Kenya, April 20,2026 - The Kenya Revenue Authority (KRA) has directed all fuel stations across the country to update their invoicing systems to reflect the reduced 8% VAT on fuel for the next 90 days.
The move comes days after President William Ruto signed the Value Added Tax (Amendment) Bill, reducing fuel VAT from 16 percent to 8 percent for 90 days to cushion the country against global fuel price hikes.
The tax man has said that all petrol stations must configure the systems to apply the new rate for transactions between April 15 and July 14, 2026, and align with the eTIMS platform.
The authority has urged fuel retailers using third-party Tax Invoicing Solutions (TIS) to also introduce a new category for the 8 per cent rate.
These retailers must also ensure that they update their classification codes in line with the global United Nations Standard Products and Services Code (UNSPSC).
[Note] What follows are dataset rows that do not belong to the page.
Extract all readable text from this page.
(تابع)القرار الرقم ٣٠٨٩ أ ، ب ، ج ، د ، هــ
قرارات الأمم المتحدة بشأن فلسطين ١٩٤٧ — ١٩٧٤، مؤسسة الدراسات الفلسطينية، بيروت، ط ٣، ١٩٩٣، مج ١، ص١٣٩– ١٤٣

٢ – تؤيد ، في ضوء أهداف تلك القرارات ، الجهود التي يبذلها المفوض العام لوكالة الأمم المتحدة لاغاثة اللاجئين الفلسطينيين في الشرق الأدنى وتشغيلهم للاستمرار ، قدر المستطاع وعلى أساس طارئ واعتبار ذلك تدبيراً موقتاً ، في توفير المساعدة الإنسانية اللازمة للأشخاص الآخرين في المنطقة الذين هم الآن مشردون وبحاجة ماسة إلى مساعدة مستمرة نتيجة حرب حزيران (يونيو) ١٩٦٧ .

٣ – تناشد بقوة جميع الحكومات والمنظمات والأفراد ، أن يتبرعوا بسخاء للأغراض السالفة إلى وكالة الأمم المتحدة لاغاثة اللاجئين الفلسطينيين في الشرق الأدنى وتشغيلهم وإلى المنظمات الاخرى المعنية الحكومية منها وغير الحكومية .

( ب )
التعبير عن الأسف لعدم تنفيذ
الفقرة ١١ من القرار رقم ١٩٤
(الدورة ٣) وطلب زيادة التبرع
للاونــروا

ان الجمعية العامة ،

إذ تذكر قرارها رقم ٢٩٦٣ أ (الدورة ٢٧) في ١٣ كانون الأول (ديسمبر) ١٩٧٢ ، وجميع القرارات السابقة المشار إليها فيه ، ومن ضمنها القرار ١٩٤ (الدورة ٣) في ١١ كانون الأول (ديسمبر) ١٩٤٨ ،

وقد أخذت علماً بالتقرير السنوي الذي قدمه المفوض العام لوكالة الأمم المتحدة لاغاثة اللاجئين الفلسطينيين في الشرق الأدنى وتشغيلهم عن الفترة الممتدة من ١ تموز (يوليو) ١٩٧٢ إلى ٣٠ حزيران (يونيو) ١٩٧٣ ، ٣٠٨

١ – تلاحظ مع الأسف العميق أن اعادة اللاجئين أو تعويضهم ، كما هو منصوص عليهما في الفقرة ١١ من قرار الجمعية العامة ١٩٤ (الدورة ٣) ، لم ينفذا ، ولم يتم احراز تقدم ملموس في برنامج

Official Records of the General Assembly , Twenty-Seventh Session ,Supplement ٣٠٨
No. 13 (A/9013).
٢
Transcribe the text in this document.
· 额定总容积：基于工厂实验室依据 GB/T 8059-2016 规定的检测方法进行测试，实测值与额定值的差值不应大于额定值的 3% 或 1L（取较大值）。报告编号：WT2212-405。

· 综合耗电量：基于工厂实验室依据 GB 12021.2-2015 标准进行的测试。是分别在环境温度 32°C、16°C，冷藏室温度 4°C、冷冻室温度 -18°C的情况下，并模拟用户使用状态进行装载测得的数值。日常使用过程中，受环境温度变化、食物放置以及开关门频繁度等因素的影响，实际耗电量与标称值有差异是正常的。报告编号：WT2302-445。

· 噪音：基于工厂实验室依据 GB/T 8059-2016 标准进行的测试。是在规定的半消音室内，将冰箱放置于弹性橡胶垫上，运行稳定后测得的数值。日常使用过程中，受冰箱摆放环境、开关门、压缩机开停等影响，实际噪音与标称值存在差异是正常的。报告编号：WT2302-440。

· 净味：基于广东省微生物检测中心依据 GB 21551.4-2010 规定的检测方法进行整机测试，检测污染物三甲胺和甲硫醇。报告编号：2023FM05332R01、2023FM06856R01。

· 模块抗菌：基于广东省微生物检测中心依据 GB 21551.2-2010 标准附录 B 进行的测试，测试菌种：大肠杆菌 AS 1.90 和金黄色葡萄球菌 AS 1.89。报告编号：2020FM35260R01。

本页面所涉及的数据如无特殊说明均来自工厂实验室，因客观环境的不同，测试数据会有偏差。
The Head of State signed into law the bill, which was sponsored by National Assembly Majority Leader Kimani Ichung'wah on Friday, April 17.
This followed a request from the Executive who affirmed that it will be fundamental in stabilising petroleum supply and prices amid the ongoing conflict in the Middle East region.
Under the bill, Treasury Cabinet Secretary John Mbadi is allowed to extend this relief for an additional 90 days if necessary.
The Energy and Petroleum Regulatory Authority (EPRA) reduced the price of super petrol by Ksh9.37 per litre and diesel by Ksh10.21 per litre, after the tax changes, just a day after it had announced new fuel prices that had triggered uproar among Kenyans.
The regulator announced that motorists will pay Ksh197.0 per litre for Super petrol and Diesel retailing at Ksh196.3 per litre while the price of kerosene remains unchanged, at Ksh152. 78 per litre.